I have both myopia and astigmatism, in which the image is warped as well as blurred. I would be interested in research to see if astigmatism is also correlated with these same factors which help induce myopia.

Also I wanted to point out the spelling error in this entry title:

"Shortsigtedness" should be "Shortsightedness"


sigh - too late for me to fix it - thanks though.


I thought this was going to be about our short-sighted vision about the future.


That isn't an epidemic, that have been with us from the beginning of time.


I'll admit it's always been here and that it's incredibly hard to measure in any case.

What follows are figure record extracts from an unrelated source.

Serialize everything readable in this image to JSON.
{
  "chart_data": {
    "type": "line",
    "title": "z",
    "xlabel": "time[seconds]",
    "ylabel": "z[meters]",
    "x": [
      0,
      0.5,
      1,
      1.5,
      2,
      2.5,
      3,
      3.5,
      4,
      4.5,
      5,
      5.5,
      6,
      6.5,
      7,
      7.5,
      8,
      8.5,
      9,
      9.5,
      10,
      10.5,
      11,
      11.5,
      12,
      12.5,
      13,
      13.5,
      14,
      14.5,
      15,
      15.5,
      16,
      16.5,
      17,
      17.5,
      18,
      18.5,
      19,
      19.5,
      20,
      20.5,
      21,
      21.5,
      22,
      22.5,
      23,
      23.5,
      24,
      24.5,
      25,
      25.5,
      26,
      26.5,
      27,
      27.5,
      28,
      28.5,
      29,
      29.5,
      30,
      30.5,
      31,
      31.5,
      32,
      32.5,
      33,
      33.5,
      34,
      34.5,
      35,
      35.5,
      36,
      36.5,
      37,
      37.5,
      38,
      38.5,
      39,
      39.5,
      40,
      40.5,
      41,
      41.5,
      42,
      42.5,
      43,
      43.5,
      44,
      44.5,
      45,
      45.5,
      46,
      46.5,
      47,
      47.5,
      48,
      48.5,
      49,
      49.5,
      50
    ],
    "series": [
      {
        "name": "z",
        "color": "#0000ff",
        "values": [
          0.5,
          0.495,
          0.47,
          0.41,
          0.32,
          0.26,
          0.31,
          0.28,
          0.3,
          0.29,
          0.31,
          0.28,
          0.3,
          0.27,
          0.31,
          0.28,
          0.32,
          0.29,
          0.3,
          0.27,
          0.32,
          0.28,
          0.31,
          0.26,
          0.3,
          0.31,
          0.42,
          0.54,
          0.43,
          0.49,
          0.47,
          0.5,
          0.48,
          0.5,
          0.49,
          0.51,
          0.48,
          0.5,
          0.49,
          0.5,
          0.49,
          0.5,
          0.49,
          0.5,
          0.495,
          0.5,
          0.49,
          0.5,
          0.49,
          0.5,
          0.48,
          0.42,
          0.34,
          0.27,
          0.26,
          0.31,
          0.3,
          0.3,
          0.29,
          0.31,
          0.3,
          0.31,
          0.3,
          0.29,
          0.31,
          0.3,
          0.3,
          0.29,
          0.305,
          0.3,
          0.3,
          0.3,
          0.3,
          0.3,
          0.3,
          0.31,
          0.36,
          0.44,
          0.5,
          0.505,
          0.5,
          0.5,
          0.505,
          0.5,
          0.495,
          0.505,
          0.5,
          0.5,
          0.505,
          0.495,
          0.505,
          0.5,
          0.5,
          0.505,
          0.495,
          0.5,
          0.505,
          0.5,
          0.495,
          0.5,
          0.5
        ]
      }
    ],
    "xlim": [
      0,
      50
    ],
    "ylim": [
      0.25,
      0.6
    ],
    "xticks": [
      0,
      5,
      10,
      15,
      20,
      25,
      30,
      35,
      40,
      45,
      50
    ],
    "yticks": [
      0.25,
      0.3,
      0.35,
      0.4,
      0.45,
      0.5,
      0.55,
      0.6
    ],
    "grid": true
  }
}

But still feel that shortsightedness has increased in the last twenty or thirty years. The housing bubble is closest I can come to concrete verification of this but that's a long way, I'll admit.

It would be nice if someone could do a study akin to Bowling Alone, to study shortsightedness instead of social isolation.


At least you can do something useful with a house, even when its value drops 50%. The 17th century Dutch imploded their economy with tulips.


Myopia is one of the characteristics of bright but late-talking children that Thomas Sowell talks about In his book, "The Einstein Syndrome: Bright Children Who Talk Late" (http://www.amazon.com/Einstein-Syndrome-Bright-Children-Talk...). Other characteristics include above-average math and music abilities, good memories, and strong wills.


I've had to wear glasses since I was in preschool. Anecdotally, of course, I doubt conditions had that much to do with my poor eyesight.

Ah well. One day I'll get Lasik.


Equally anecdotally, I've spent pretty much the entirety of my 34 year long life indoors, either staring at a book or staring at a computer screen and my eyesight is absolutely perfect.